La Cour était composée de :
Madame Evelyne THOMASSIN, Président
Madame Pascale POCHIC, Conseiller
Madame Sandrine LEFEBVRE, Conseiller
qui en ont délibéré.
Greffier lors des débats : Mme Josiane BOMEA.
Les parties ont été avisées que le prononcé de la décision aurait lieu par mise à disposition au greffe le 09 Avril 2020.
A cette date, le prononcé de la décision a été prorogé à ce jour suite aux mesures gouvernementales prévues par la loi n° 2020-290 du 23 Mars 2020 relative à l’état d’urgence sanitaire.
ARRÊT
Contradictoire,
Prononcé par mise à disposition au greffe le 11 Juin 2020.
Signé par Madame Evelyne THOMASSIN, Président et Mme Josiane BOMEA, greffier auquel la minute de la décision a été remise par le magistrat signataire.
***
Faits, procédure et prétentions des parties :
La SC La Favorite a acheté en 1991, dans un lotissement, une parcelle qui constituait le lot n°5, sur laquelle elle a construit une maison luxueuse dénommée 'Villa Marion’ après avoir eu l’assurance que le cahier des charges du co-lotissement en date du 28 août 1952 lui était inapplicable ou était caduc, puisqu’il édicte des zones non aedificandi et non altius tollendi.
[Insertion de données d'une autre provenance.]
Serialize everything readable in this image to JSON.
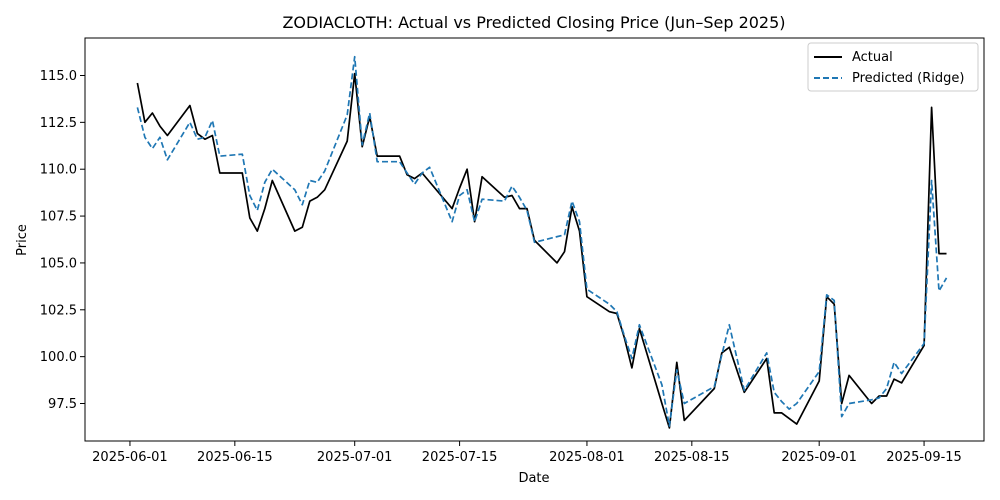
{
  "chart_data": {
    "type": "line",
    "title": "ZODIACLOTH: Actual vs Predicted Closing Price (Jun–Sep 2025)",
    "xlabel": "Date",
    "ylabel": "Price",
    "x_range": [
      "2025-05-26",
      "2025-09-23"
    ],
    "ylim": [
      95.5,
      117.0
    ],
    "x_ticks": [
      "2025-06-01",
      "2025-06-15",
      "2025-07-01",
      "2025-07-15",
      "2025-08-01",
      "2025-08-15",
      "2025-09-01",
      "2025-09-15"
    ],
    "y_ticks": [
      97.5,
      100.0,
      102.5,
      105.0,
      107.5,
      110.0,
      112.5,
      115.0
    ],
    "y_tick_labels": [
      "97.5",
      "100.0",
      "102.5",
      "105.0",
      "107.5",
      "110.0",
      "112.5",
      "115.0"
    ],
    "legend_position": "top-right",
    "series": [
      {
        "name": "Actual",
        "color": "#000000",
        "style": "solid",
        "points": [
          [
            "2025-06-02",
            114.6
          ],
          [
            "2025-06-03",
            112.5
          ],
          [
            "2025-06-04",
            113.0
          ],
          [
            "2025-06-05",
            112.3
          ],
          [
            "2025-06-06",
            111.8
          ],
          [
            "2025-06-09",
            113.4
          ],
          [
            "2025-06-10",
            111.9
          ],
          [
            "2025-06-11",
            111.6
          ],
          [
            "2025-06-12",
            111.8
          ],
          [
            "2025-06-13",
            109.8
          ],
          [
            "2025-06-16",
            109.8
          ],
          [
            "2025-06-17",
            107.4
          ],
          [
            "2025-06-18",
            106.7
          ],
          [
            "2025-06-19",
            107.9
          ],
          [
            "2025-06-20",
            109.4
          ],
          [
            "2025-06-23",
            106.7
          ],
          [
            "2025-06-24",
            106.9
          ],
          [
            "2025-06-25",
            108.3
          ],
          [
            "2025-06-26",
            108.5
          ],
          [
            "2025-06-27",
            108.9
          ],
          [
            "2025-06-30",
            111.5
          ],
          [
            "2025-07-01",
            115.1
          ],
          [
            "2025-07-02",
            111.2
          ],
          [
            "2025-07-03",
            112.8
          ],
          [
            "2025-07-04",
            110.7
          ],
          [
            "2025-07-07",
            110.7
          ],
          [
            "2025-07-08",
            109.7
          ],
          [
            "2025-07-09",
            109.5
          ],
          [
            "2025-07-10",
            109.8
          ],
          [
            "2025-07-14",
            107.9
          ],
          [
            "2025-07-15",
            109.0
          ],
          [
            "2025-07-16",
            110.0
          ],
          [
            "2025-07-17",
            107.2
          ],
          [
            "2025-07-18",
            109.6
          ],
          [
            "2025-07-21",
            108.5
          ],
          [
            "2025-07-22",
            108.6
          ],
          [
            "2025-07-23",
            107.9
          ],
          [
            "2025-07-24",
            107.9
          ],
          [
            "2025-07-25",
            106.2
          ],
          [
            "2025-07-28",
            105.0
          ],
          [
            "2025-07-29",
            105.6
          ],
          [
            "2025-07-30",
            108.0
          ],
          [
            "2025-07-31",
            106.7
          ],
          [
            "2025-08-01",
            103.2
          ],
          [
            "2025-08-04",
            102.4
          ],
          [
            "2025-08-05",
            102.3
          ],
          [
            "2025-08-06",
            101.0
          ],
          [
            "2025-08-07",
            99.4
          ],
          [
            "2025-08-08",
            101.5
          ],
          [
            "2025-08-11",
            97.5
          ],
          [
            "2025-08-12",
            96.2
          ],
          [
            "2025-08-13",
            99.7
          ],
          [
            "2025-08-14",
            96.6
          ],
          [
            "2025-08-18",
            98.3
          ],
          [
            "2025-08-19",
            100.2
          ],
          [
            "2025-08-20",
            100.5
          ],
          [
            "2025-08-22",
            98.1
          ],
          [
            "2025-08-25",
            99.9
          ],
          [
            "2025-08-26",
            97.0
          ],
          [
            "2025-08-27",
            97.0
          ],
          [
            "2025-08-29",
            96.4
          ],
          [
            "2025-09-01",
            98.7
          ],
          [
            "2025-09-02",
            103.2
          ],
          [
            "2025-09-03",
            102.8
          ],
          [
            "2025-09-04",
            97.5
          ],
          [
            "2025-09-05",
            99.0
          ],
          [
            "2025-09-08",
            97.5
          ],
          [
            "2025-09-09",
            97.9
          ],
          [
            "2025-09-10",
            97.9
          ],
          [
            "2025-09-11",
            98.8
          ],
          [
            "2025-09-12",
            98.6
          ],
          [
            "2025-09-15",
            100.6
          ],
          [
            "2025-09-16",
            113.3
          ],
          [
            "2025-09-17",
            105.5
          ],
          [
            "2025-09-18",
            105.5
          ]
        ]
      },
      {
        "name": "Predicted (Ridge)",
        "color": "#1f77b4",
        "style": "dashed",
        "points": [
          [
            "2025-06-02",
            113.3
          ],
          [
            "2025-06-03",
            111.7
          ],
          [
            "2025-06-04",
            111.1
          ],
          [
            "2025-06-05",
            111.7
          ],
          [
            "2025-06-06",
            110.5
          ],
          [
            "2025-06-09",
            112.5
          ],
          [
            "2025-06-10",
            111.6
          ],
          [
            "2025-06-11",
            111.7
          ],
          [
            "2025-06-12",
            112.6
          ],
          [
            "2025-06-13",
            110.7
          ],
          [
            "2025-06-16",
            110.8
          ],
          [
            "2025-06-17",
            108.6
          ],
          [
            "2025-06-18",
            107.8
          ],
          [
            "2025-06-19",
            109.3
          ],
          [
            "2025-06-20",
            110.0
          ],
          [
            "2025-06-23",
            108.9
          ],
          [
            "2025-06-24",
            108.1
          ],
          [
            "2025-06-25",
            109.4
          ],
          [
            "2025-06-26",
            109.3
          ],
          [
            "2025-06-27",
            109.9
          ],
          [
            "2025-06-30",
            112.9
          ],
          [
            "2025-07-01",
            116.0
          ],
          [
            "2025-07-02",
            111.3
          ],
          [
            "2025-07-03",
            113.0
          ],
          [
            "2025-07-04",
            110.4
          ],
          [
            "2025-07-07",
            110.4
          ],
          [
            "2025-07-08",
            109.8
          ],
          [
            "2025-07-09",
            109.2
          ],
          [
            "2025-07-10",
            109.8
          ],
          [
            "2025-07-11",
            110.1
          ],
          [
            "2025-07-14",
            107.2
          ],
          [
            "2025-07-15",
            108.6
          ],
          [
            "2025-07-16",
            108.9
          ],
          [
            "2025-07-17",
            107.2
          ],
          [
            "2025-07-18",
            108.4
          ],
          [
            "2025-07-21",
            108.3
          ],
          [
            "2025-07-22",
            109.1
          ],
          [
            "2025-07-23",
            108.5
          ],
          [
            "2025-07-24",
            107.8
          ],
          [
            "2025-07-25",
            106.1
          ],
          [
            "2025-07-29",
            106.5
          ],
          [
            "2025-07-30",
            108.3
          ],
          [
            "2025-07-31",
            107.2
          ],
          [
            "2025-08-01",
            103.6
          ],
          [
            "2025-08-04",
            102.8
          ],
          [
            "2025-08-05",
            102.4
          ],
          [
            "2025-08-06",
            101.1
          ],
          [
            "2025-08-07",
            99.9
          ],
          [
            "2025-08-08",
            101.7
          ],
          [
            "2025-08-11",
            98.5
          ],
          [
            "2025-08-12",
            96.3
          ],
          [
            "2025-08-13",
            99.3
          ],
          [
            "2025-08-14",
            97.5
          ],
          [
            "2025-08-18",
            98.4
          ],
          [
            "2025-08-19",
            100.1
          ],
          [
            "2025-08-20",
            101.7
          ],
          [
            "2025-08-22",
            98.2
          ],
          [
            "2025-08-25",
            100.2
          ],
          [
            "2025-08-26",
            98.1
          ],
          [
            "2025-08-27",
            97.6
          ],
          [
            "2025-08-28",
            97.2
          ],
          [
            "2025-08-29",
            97.5
          ],
          [
            "2025-09-01",
            99.2
          ],
          [
            "2025-09-02",
            103.3
          ],
          [
            "2025-09-03",
            103.0
          ],
          [
            "2025-09-04",
            96.8
          ],
          [
            "2025-09-05",
            97.5
          ],
          [
            "2025-09-08",
            97.7
          ],
          [
            "2025-09-09",
            97.8
          ],
          [
            "2025-09-10",
            98.3
          ],
          [
            "2025-09-11",
            99.7
          ],
          [
            "2025-09-12",
            99.1
          ],
          [
            "2025-09-15",
            100.7
          ],
          [
            "2025-09-16",
            109.4
          ],
          [
            "2025-09-17",
            103.5
          ],
          [
            "2025-09-18",
            104.2
          ]
        ]
      }
    ]
  }
}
Néanmoins, les syndicats des copropriétaires voisins, ci après désigné, I Californie la Favorite et le I C D, lui ont rapidement reproché ses travaux, réalisés de 1992 à 1994, et agi en justice pour obtenir, sous astreinte, la mise en conformité de l’immeuble, qui ne respectait précisément pas, le cahier des charges sus visé.
En 2006, ils ont obtenu satisfaction puisque la cour d’appel, le 9 janvier 2006 a ordonné la mise en conformité de la villa et la destruction des parties d’immeuble ne respectant pas les dispositions contractuelles, en condamnant les notaires rédacteurs de la vente, et leur assureur, la MMA à garantir les conséquences de cette condamnation.
A la suite de diverses décisions de justice, le I 'Californie La Favorite’ a fait délivrer à la SCA la Favorite, un commandement de payer valant saisie immobilière, pour avoir paiement de la somme de 788 820.21 € en principal, intérêts et accessoires, arrêtés au 25 novembre 2013, portant sur ce bien immobilier situé à Cannes, […] et désignée comme la 'Villa Marion'.
Par jugement du 25 juillet 2019, le juge de l’exécution de Grasse a notamment :
Au vu d’un jugement d’orientation du 16 octobre 2014, confirmé par la cour d’appel d’Aix en Provence le 29 juin 2017 et d’un rejet de pourvoi en cassation du 31 janvier 2019,
Au vu, d’un jugement du 1er mars 2016, d’un arrêt de la cour d’appel des 5 décembre 2014, 25 octobre 2015, 11 mai 2017 et d’un arrêt de la Cour de cassation en date du 6 septembre 2018,
— Constaté que les causes de sursis à statuer ont disparu,
— Déclaré le syndicat des copropriétaires recevable à reprendre les poursuites,
— Rejeté la demande de sursis à exécution formulée par la SCA La Favorite,
— Dit que le I justifie d’une créance de 2 121 569.30 € en principal, intérêts arrêtée au 30 septembre 2018, sans préjudice des intérêts postérieurs à compter du 1er octobre 2018 jusqu’à parfait paiement,
— Fixé la créance à ce montant,
— Ordonné la vente forcée du bien pour l’audience du 14 novembre 2019,
— Condamné la SCA La Favorite à payer au I Californie Favorite la somme de 10 000 € sur le fondement de l’article 700 du code de procédure civile,
— Ordonné la distraction des dépens au profit de la Selarl Cabinet Draillard.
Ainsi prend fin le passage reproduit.